Art is seemingly coveted. A little elusive. Rare with greatness somewhat encrypted in the masterpieces. These Westcoast residents’ edible body ‘paintings’ might not exactly fit into the definition of ‘greatness’. But they were not there to foster their creativity within those limited, pre-determined concepts of what is artful. They were just there to tickle their taste buds in a more hands-on manner. “The strawberry flavour is my favourite!” shares Brault in his broken English, while he paints on his model girlfriend’s tattoo, smacking his lips at the pink-coloured paste. A 26-year-old actuary now in Mumbai for a year, the Frenchman is anything but the archetypal highbrow one would expect. An hour later, he had himself an entirely edible artistic knock-out on his partner’s arm as she giggled away, patiently waiting for Aurélien to get it off her.
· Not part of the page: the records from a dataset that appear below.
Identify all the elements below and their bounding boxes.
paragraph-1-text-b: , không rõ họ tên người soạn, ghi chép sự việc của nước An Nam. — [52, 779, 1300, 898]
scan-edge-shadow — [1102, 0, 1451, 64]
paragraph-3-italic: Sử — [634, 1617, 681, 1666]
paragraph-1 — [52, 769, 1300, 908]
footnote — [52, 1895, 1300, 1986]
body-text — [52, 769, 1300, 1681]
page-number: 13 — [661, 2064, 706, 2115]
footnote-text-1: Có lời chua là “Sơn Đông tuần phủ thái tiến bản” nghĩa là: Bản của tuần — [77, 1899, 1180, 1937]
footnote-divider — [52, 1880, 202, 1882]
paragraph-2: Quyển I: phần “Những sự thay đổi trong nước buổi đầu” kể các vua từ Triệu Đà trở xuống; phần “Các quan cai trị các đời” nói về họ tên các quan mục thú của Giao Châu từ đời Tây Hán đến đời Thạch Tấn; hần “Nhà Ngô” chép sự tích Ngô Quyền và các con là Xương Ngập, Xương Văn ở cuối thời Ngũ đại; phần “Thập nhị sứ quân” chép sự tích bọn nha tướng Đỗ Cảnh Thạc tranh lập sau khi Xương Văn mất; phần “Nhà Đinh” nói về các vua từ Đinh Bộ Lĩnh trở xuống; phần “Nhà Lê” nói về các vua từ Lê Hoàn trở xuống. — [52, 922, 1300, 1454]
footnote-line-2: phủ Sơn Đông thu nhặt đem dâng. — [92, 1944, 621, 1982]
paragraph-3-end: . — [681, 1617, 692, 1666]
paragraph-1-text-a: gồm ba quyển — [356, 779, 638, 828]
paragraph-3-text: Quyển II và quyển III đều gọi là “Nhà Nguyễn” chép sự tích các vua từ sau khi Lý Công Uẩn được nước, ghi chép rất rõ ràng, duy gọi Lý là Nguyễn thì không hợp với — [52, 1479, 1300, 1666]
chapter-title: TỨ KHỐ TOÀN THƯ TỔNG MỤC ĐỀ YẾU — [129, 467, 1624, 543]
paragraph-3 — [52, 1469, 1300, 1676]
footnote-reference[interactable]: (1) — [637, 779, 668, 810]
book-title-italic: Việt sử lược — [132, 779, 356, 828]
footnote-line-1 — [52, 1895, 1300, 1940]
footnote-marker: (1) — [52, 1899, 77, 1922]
Mithun calmly awaits his turn as Steffi gets hold of her paint brushes. “Shiva’s eye!” he blurts out when probed on what he would like painted on himself. This Bandra resident is a model and an actor, who recently completed a short film called Day Trip to London. The film had been nominated at the Nashik International Film Festival. Sitting back with a perfectly chiselled body, he is ready to get “down and dirty” he says with a smile, as Steffi smothers a blue blob of finger-licking paint–pun intended–on his chest. Smearing it all over, the duo laugh as they discuss their modelling contracts and their parallel lives, eating the colourful paints off each other.
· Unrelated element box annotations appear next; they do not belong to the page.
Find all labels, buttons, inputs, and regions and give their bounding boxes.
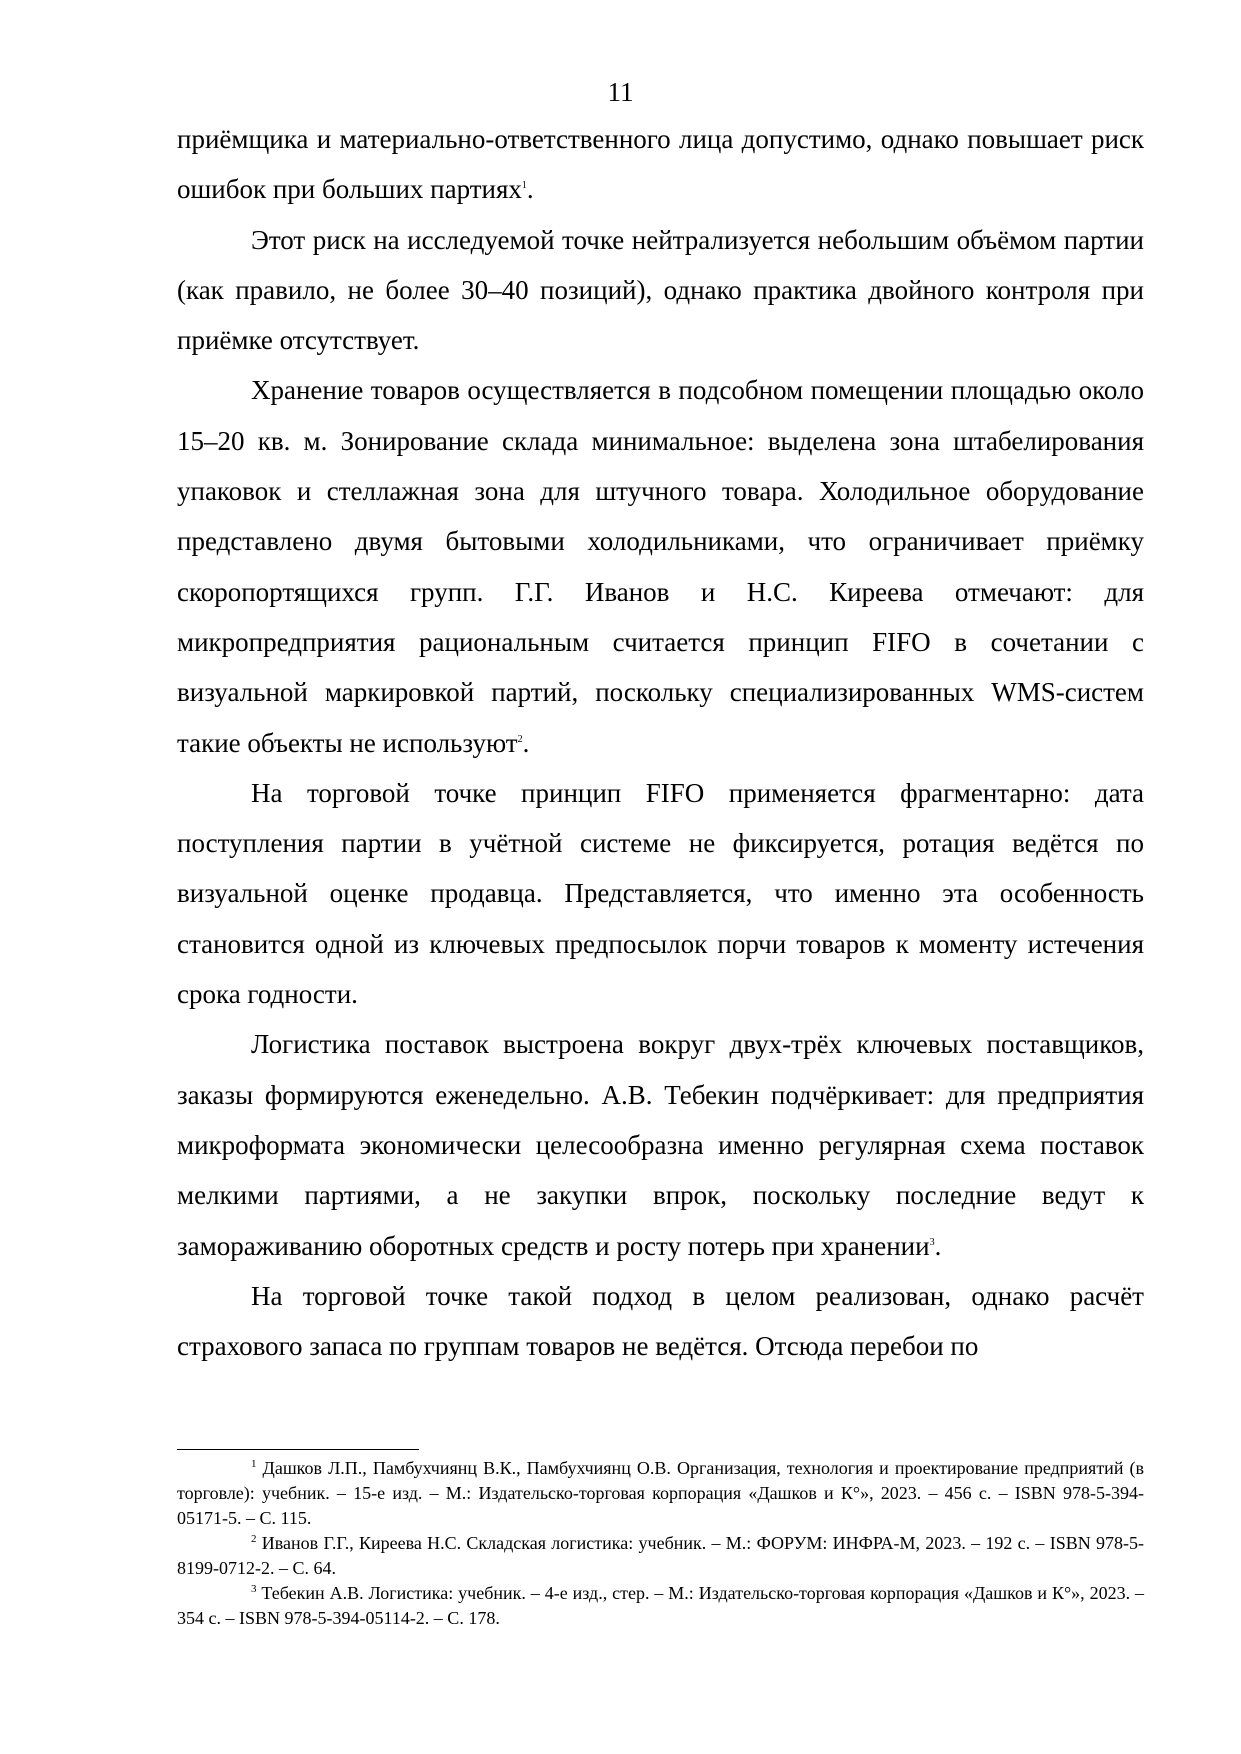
footnote-reference: 1: [521, 180, 527, 192]
paragraph-tail: .: [526, 174, 534, 205]
paragraph-text: приёмщика и материально-ответственного лица допустимо, однако повышает риск ошибок при больших партиях: [177, 124, 1144, 205]
page-number: 11: [607, 77, 634, 107]
paragraph: [177, 215, 1144, 366]
paragraph: [177, 114, 1144, 215]
footnote-text: Дашков Л.П., Памбухчиянц В.К., Памбухчиянц О.В. Организация, технология и проектирование предприятий (в торговле): учебник. – 15-е изд. – М.: Издательско-торговая корпорация «Дашков и К°», 2023. – 456 с. – ISBN 978-5-394-05171-5. – С. 115.: [177, 1458, 1144, 1528]
footnote-number: 1: [251, 1458, 257, 1470]
footnotes: [177, 1456, 1144, 1631]
paragraph: [177, 768, 1144, 1019]
paragraph-tail: .: [522, 727, 530, 758]
paragraph-text: На торговой точке такой подход в целом реализован, однако расчёт страхового запаса по группам товаров не ведётся. Отсюда перебои по: [177, 1280, 1144, 1362]
footnote-number: 3: [251, 1583, 257, 1595]
footnote-reference: 2: [517, 733, 523, 745]
footnote: [177, 1581, 1144, 1631]
paragraph-text: Этот риск на исследуемой точке нейтрализуется небольшим объёмом партии (как правило, не более 30–40 позиций), однако практика двойного контроля при приёмке отсутствует.: [177, 224, 1144, 356]
paragraph: [177, 365, 1144, 767]
main-text: [177, 114, 1144, 1371]
footnote-text: Иванов Г.Г., Киреева Н.С. Складская логистика: учебник. – М.: ФОРУМ: ИНФРА-М, 2023. – 192 с. – ISBN 978-5-8199-0712-2. – С. 64.: [177, 1533, 1144, 1578]
footnote-reference: 3: [929, 1236, 935, 1248]
paragraph-text: Логистика поставок выстроена вокруг двух-трёх ключевых поставщиков, заказы формируются еженедельно. А.В. Тебекин подчёркивает: для предприятия микроформата экономически целесообразна именно регулярная схема поставок мелкими партиями, а не закупки впрок, поскольку последние ведут к замораживанию оборотных средств и росту потерь при хранении: [177, 1029, 1144, 1261]
paragraph-text: На торговой точке принцип FIFO применяется фрагментарно: дата поступления партии в учётной системе не фиксируется, ротация ведётся по визуальной оценке продавца. Представляется, что именно эта особенность становится одной из ключевых предпосылок порчи товаров к моменту истечения срока годности.: [177, 777, 1144, 1010]
paragraph-tail: .: [934, 1230, 942, 1261]
footnote: [177, 1456, 1144, 1531]
footnote: [177, 1531, 1144, 1581]
footnote-text: Тебекин А.В. Логистика: учебник. – 4-е изд., стер. – М.: Издательско-торговая корпорация «Дашков и К°», 2023. – 354 с. – ISBN 978-5-394-05114-2. – С. 178.: [177, 1583, 1144, 1628]
paragraph: [177, 1019, 1144, 1270]
footnote-separator: [177, 1449, 419, 1450]
paragraph-text: Хранение товаров осуществляется в подсобном помещении площадью около 15–20 кв. м. Зонирование склада минимальное: выделена зона штабелирования упаковок и стеллажная зона для штучного товара. Холодильное оборудование представлено двумя бытовыми холодильниками, что ограничивает приёмку скоропортящихся групп. Г.Г. Иванов и Н.С. Киреева отмечают: для микропредприятия рациональным считается принцип FIFO в сочетании с визуальной маркировкой партий, поскольку специализированных WMS-систем такие объекты не используют: [177, 375, 1144, 758]
paragraph: [177, 1271, 1144, 1372]
footnote-number: 2: [251, 1533, 257, 1545]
Aseema sits back, revelling at the art-meets-food sight in front of her. “Paint my love,” is the story behind the edible paints that she created for Valentine’s Day, just a few months ago. “It was innovative enough to have couples want to buy it for their better halves and intimate as well!” she says, with a twinkle in her eye.

Story In A Jar
Aseema Mamaji is a Pali Hill resident, whose life steers clear from that quarter-life lull. A culinary arts student, a chef and the brain behind Story In A Jar, she now stands tall as the winner of restaurateur Rohini Dey’s cook-off. Soon to fly off to Chicago for her $70,000 job at a reputed restaurant, Mamaji is not one to sit back with her arms crossed, waiting for life to pass her by. “I studied culinary arts and then worked at the Taj for three years, where I got to cook for presidents and entrepreneurs from parts of the world I did not even know existed. I decided to work on Story In A Jar to fill in that gap that exists in the world of customised food and desserts,” she shares. The gist of it is relatively straightforward: fill in a form so Mamaji can get an insight into your life and have her prepare an entirely customised dessert or dish in a jar, entirely conceptualised through a story written by her and her sister. A far cry from the troglodyte-inferring meals, Mamaji makes cooking a culinary concept without compromise. The 25-year-old makes bashing pans, brutalising onions and adding chilli flakes without impunity an art. An art of delectable food.